A particle is found to be at rest when seen from a frame `S_(1)` and moving with a constant velocity when seen from another frame `S_2`
a) Both the frames are inertial
b) Both the frames are non inertial
c) `S_(1)` is inertial and `S_2` is non inertial
d) `S_(1)` is non inertial and `S_2` is inertial

To solve the problem, we need to analyze the situation described in the question. ### Step-by-Step Solution: 1. **Understanding the Frames**: - We have two frames of reference: \( S_1 \) and \( S_2 \). - In frame \( S_1 \), the particle is at rest. This means that the velocity of the particle with respect to \( S_1 \) is zero. - In frame \( S_2 \), the particle is moving with a constant velocity.
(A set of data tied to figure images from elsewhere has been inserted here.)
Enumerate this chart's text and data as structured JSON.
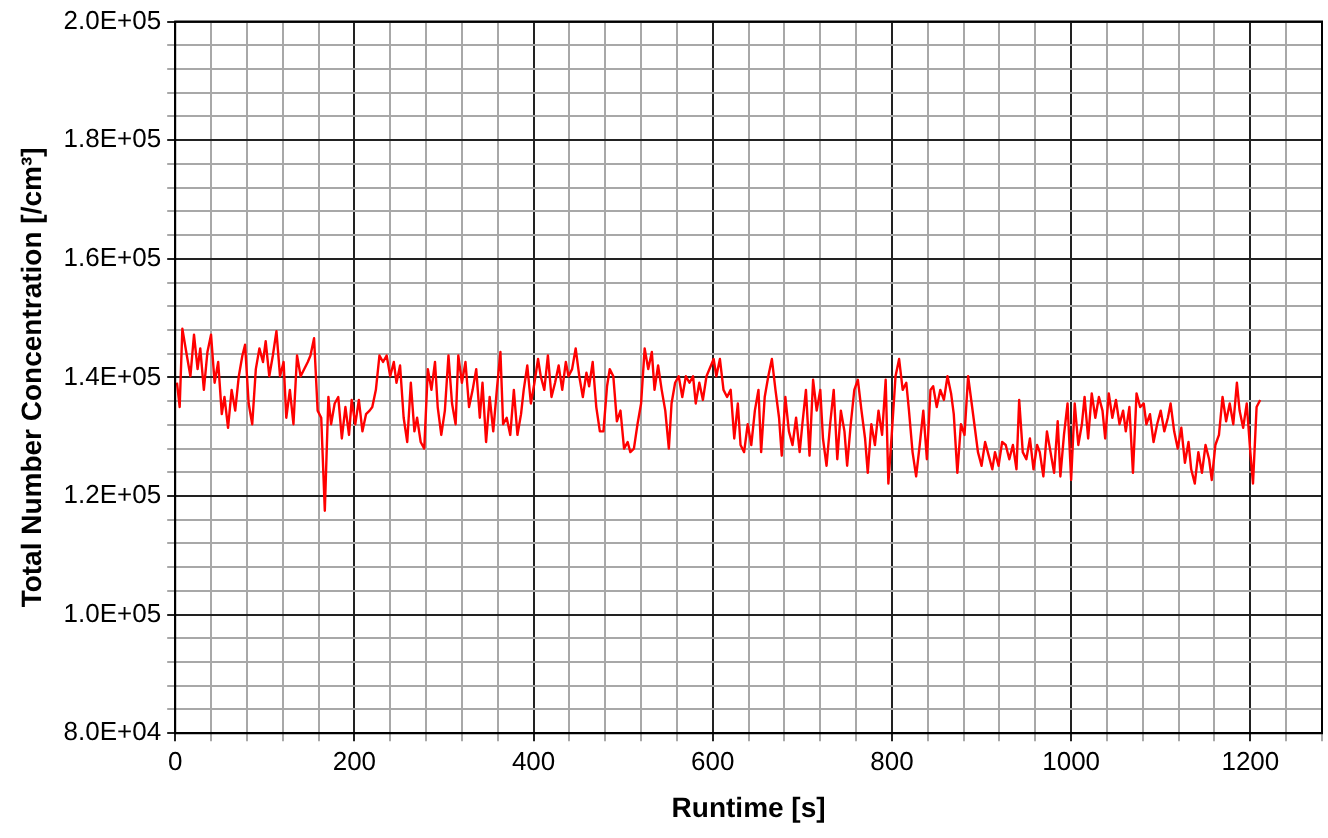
{
  "chart_data": {
    "type": "line",
    "xlabel": "Runtime [s]",
    "ylabel": "Total Number Concentration [/cm³]",
    "xlim": [
      0,
      1280
    ],
    "ylim": [
      80000,
      200000
    ],
    "xticks": [
      0,
      {
        "value": 40,
        "label": null
      },
      {
        "value": 80,
        "label": null
      },
      {
        "value": 120,
        "label": null
      },
      {
        "value": 160,
        "label": null
      },
      200,
      {
        "value": 240,
        "label": null
      },
      {
        "value": 280,
        "label": null
      },
      {
        "value": 320,
        "label": null
      },
      {
        "value": 360,
        "label": null
      },
      400,
      {
        "value": 440,
        "label": null
      },
      {
        "value": 480,
        "label": null
      },
      {
        "value": 520,
        "label": null
      },
      {
        "value": 560,
        "label": null
      },
      600,
      {
        "value": 640,
        "label": null
      },
      {
        "value": 680,
        "label": null
      },
      {
        "value": 720,
        "label": null
      },
      {
        "value": 760,
        "label": null
      },
      800,
      {
        "value": 840,
        "label": null
      },
      {
        "value": 880,
        "label": null
      },
      {
        "value": 920,
        "label": null
      },
      {
        "value": 960,
        "label": null
      },
      1000,
      {
        "value": 1040,
        "label": null
      },
      {
        "value": 1080,
        "label": null
      },
      {
        "value": 1120,
        "label": null
      },
      {
        "value": 1160,
        "label": null
      },
      1200,
      {
        "value": 1240,
        "label": null
      },
      {
        "value": 1280,
        "label": null
      }
    ],
    "yticks": [
      {
        "value": 80000,
        "label": "8.0E+04"
      },
      {
        "value": 84000,
        "label": null
      },
      {
        "value": 88000,
        "label": null
      },
      {
        "value": 92000,
        "label": null
      },
      {
        "value": 96000,
        "label": null
      },
      {
        "value": 100000,
        "label": "1.0E+05"
      },
      {
        "value": 104000,
        "label": null
      },
      {
        "value": 108000,
        "label": null
      },
      {
        "value": 112000,
        "label": null
      },
      {
        "value": 116000,
        "label": null
      },
      {
        "value": 120000,
        "label": "1.2E+05"
      },
      {
        "value": 124000,
        "label": null
      },
      {
        "value": 128000,
        "label": null
      },
      {
        "value": 132000,
        "label": null
      },
      {
        "value": 136000,
        "label": null
      },
      {
        "value": 140000,
        "label": "1.4E+05"
      },
      {
        "value": 144000,
        "label": null
      },
      {
        "value": 148000,
        "label": null
      },
      {
        "value": 152000,
        "label": null
      },
      {
        "value": 156000,
        "label": null
      },
      {
        "value": 160000,
        "label": "1.6E+05"
      },
      {
        "value": 164000,
        "label": null
      },
      {
        "value": 168000,
        "label": null
      },
      {
        "value": 172000,
        "label": null
      },
      {
        "value": 176000,
        "label": null
      },
      {
        "value": 180000,
        "label": "1.8E+05"
      },
      {
        "value": 184000,
        "label": null
      },
      {
        "value": 188000,
        "label": null
      },
      {
        "value": 192000,
        "label": null
      },
      {
        "value": 196000,
        "label": null
      },
      {
        "value": 200000,
        "label": "2.0E+05"
      }
    ],
    "grid": true,
    "legend": false,
    "marker": "none",
    "line_style": "solid",
    "series": [
      {
        "color": "#ff0000",
        "x": [
          2,
          5,
          8,
          13,
          17,
          21,
          25,
          28,
          32,
          36,
          40,
          44,
          48,
          52,
          55,
          59,
          63,
          67,
          71,
          75,
          78,
          82,
          86,
          90,
          94,
          98,
          101,
          105,
          109,
          113,
          117,
          121,
          124,
          128,
          132,
          136,
          140,
          148,
          151,
          155,
          159,
          163,
          167,
          171,
          174,
          178,
          182,
          186,
          190,
          194,
          197,
          201,
          205,
          209,
          213,
          217,
          220,
          224,
          228,
          232,
          236,
          240,
          244,
          247,
          251,
          255,
          259,
          263,
          267,
          270,
          274,
          278,
          282,
          286,
          290,
          293,
          297,
          301,
          305,
          309,
          313,
          316,
          320,
          324,
          328,
          332,
          336,
          340,
          343,
          347,
          351,
          355,
          359,
          363,
          366,
          370,
          374,
          378,
          382,
          386,
          389,
          393,
          397,
          401,
          405,
          408,
          412,
          416,
          420,
          424,
          428,
          432,
          436,
          439,
          443,
          447,
          451,
          455,
          459,
          462,
          466,
          470,
          474,
          478,
          482,
          485,
          489,
          493,
          497,
          501,
          505,
          508,
          512,
          516,
          520,
          524,
          528,
          532,
          535,
          539,
          543,
          547,
          551,
          554,
          558,
          562,
          566,
          570,
          574,
          578,
          581,
          585,
          589,
          593,
          601,
          604,
          608,
          612,
          616,
          620,
          624,
          628,
          631,
          635,
          639,
          643,
          647,
          651,
          654,
          658,
          662,
          666,
          670,
          674,
          677,
          681,
          685,
          689,
          693,
          697,
          700,
          704,
          708,
          712,
          716,
          720,
          723,
          727,
          731,
          735,
          739,
          743,
          747,
          750,
          754,
          758,
          762,
          766,
          770,
          773,
          777,
          781,
          785,
          789,
          793,
          796,
          800,
          804,
          808,
          812,
          816,
          819,
          823,
          827,
          831,
          835,
          839,
          843,
          846,
          850,
          854,
          858,
          862,
          866,
          869,
          873,
          877,
          881,
          885,
          889,
          892,
          896,
          900,
          904,
          908,
          912,
          915,
          919,
          923,
          927,
          931,
          935,
          939,
          942,
          946,
          950,
          954,
          958,
          962,
          965,
          969,
          973,
          977,
          981,
          985,
          988,
          992,
          996,
          1000,
          1004,
          1008,
          1012,
          1015,
          1019,
          1023,
          1027,
          1031,
          1035,
          1038,
          1042,
          1046,
          1050,
          1054,
          1058,
          1061,
          1065,
          1069,
          1073,
          1077,
          1081,
          1084,
          1088,
          1092,
          1096,
          1100,
          1104,
          1108,
          1111,
          1115,
          1119,
          1123,
          1127,
          1131,
          1134,
          1138,
          1142,
          1146,
          1150,
          1154,
          1157,
          1161,
          1165,
          1169,
          1173,
          1177,
          1181,
          1185,
          1188,
          1192,
          1196,
          1200,
          1203,
          1207,
          1211
        ],
        "values": [
          139100,
          135000,
          148200,
          143700,
          140200,
          147200,
          141400,
          144900,
          137900,
          144300,
          147200,
          139100,
          142600,
          133800,
          136700,
          131500,
          137900,
          134400,
          140200,
          143700,
          145500,
          135600,
          132100,
          141400,
          144900,
          142600,
          146100,
          140200,
          143700,
          147800,
          140200,
          142600,
          133200,
          137900,
          132100,
          143700,
          140200,
          142600,
          143700,
          146600,
          134400,
          133200,
          117500,
          136700,
          132100,
          135600,
          136700,
          129700,
          135000,
          130300,
          136200,
          132100,
          136200,
          130900,
          133800,
          134400,
          135000,
          137900,
          143700,
          142600,
          143700,
          140200,
          142600,
          139100,
          142000,
          133200,
          129100,
          139100,
          130900,
          133200,
          129100,
          128000,
          141400,
          137900,
          142600,
          135000,
          130300,
          134400,
          143700,
          135600,
          132100,
          143700,
          139100,
          142600,
          135000,
          137900,
          141400,
          133200,
          139100,
          129100,
          136700,
          130900,
          137900,
          144300,
          132100,
          133200,
          130300,
          137900,
          130300,
          133800,
          137900,
          142000,
          135600,
          139100,
          143100,
          140200,
          137900,
          143700,
          136700,
          139100,
          142000,
          137900,
          142600,
          140200,
          141400,
          144900,
          140200,
          136700,
          140800,
          138500,
          142600,
          135000,
          130900,
          130900,
          138500,
          141400,
          140200,
          132600,
          134400,
          128000,
          129100,
          127400,
          128000,
          132100,
          135600,
          144900,
          141400,
          144300,
          137900,
          142000,
          137900,
          134400,
          128000,
          135600,
          139100,
          140200,
          136700,
          140200,
          139100,
          140200,
          135600,
          139100,
          136200,
          140200,
          143100,
          140200,
          143100,
          137900,
          136700,
          137900,
          129700,
          135600,
          128600,
          127400,
          132100,
          128600,
          134400,
          137900,
          127400,
          136700,
          140200,
          143100,
          137900,
          133200,
          126800,
          136700,
          130900,
          128600,
          133200,
          127400,
          132100,
          137900,
          126800,
          139600,
          134400,
          137900,
          129700,
          125100,
          132100,
          137900,
          126200,
          134400,
          130900,
          125100,
          132100,
          137900,
          139600,
          134400,
          129700,
          123900,
          132100,
          128600,
          134400,
          130300,
          139600,
          122100,
          130900,
          140200,
          143100,
          137900,
          139100,
          134400,
          127400,
          123300,
          128600,
          134400,
          126200,
          137900,
          138500,
          135000,
          137900,
          136200,
          140200,
          137300,
          133800,
          123900,
          132100,
          130300,
          140200,
          135600,
          132100,
          127400,
          125100,
          129100,
          126800,
          124500,
          127400,
          125100,
          129100,
          128600,
          126200,
          128600,
          124500,
          136200,
          127400,
          126200,
          129700,
          124500,
          128600,
          127400,
          123300,
          130900,
          127400,
          123900,
          132600,
          123300,
          130300,
          135600,
          122700,
          135600,
          128600,
          132100,
          136700,
          129700,
          137300,
          133200,
          136700,
          134400,
          129700,
          137300,
          133200,
          136200,
          132100,
          134400,
          130900,
          135000,
          123900,
          137300,
          135000,
          135600,
          132100,
          133800,
          129100,
          132100,
          134400,
          130900,
          133200,
          135600,
          130900,
          128000,
          131500,
          125600,
          129100,
          124500,
          122100,
          127400,
          123900,
          128600,
          126200,
          122700,
          128600,
          130300,
          136700,
          132600,
          135600,
          132100,
          139100,
          134400,
          131500,
          135600,
          127400,
          122100,
          135000,
          136200
        ]
      }
    ]
  }
}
This means that the particle has a non-zero velocity with respect to \( S_2 \). 2. **Defining Inertial and Non-Inertial Frames**: - An **inertial frame** is one in which Newton's first law of motion holds true; that is, an object not subject to any net force will remain at rest or move at a constant velocity. - A **non-inertial frame** is one that is accelerating or rotating, where fictitious forces may need to be considered to apply Newton's laws. 3. **Analyzing the Particle's Motion**: - Since the particle is at rest in \( S_1 \), it implies that \( S_1 \) could be an inertial frame (where no net forces act on the particle). - Since the particle is moving with a constant velocity in \( S_2 \), it suggests that \( S_2 \) could also be an inertial frame if it is moving uniformly relative to \( S_1 \). 4. **Relative Acceleration**: - The fact that the particle is at rest in \( S_1 \) and moving with constant velocity in \( S_2 \) indicates that both frames could be inertial. - If both frames are moving with the same constant velocity, then they are both inertial frames. 5. **Conclusion**: - Since both frames can be considered inertial frames under the given conditions, the correct option is: - **a) Both the frames are inertial**.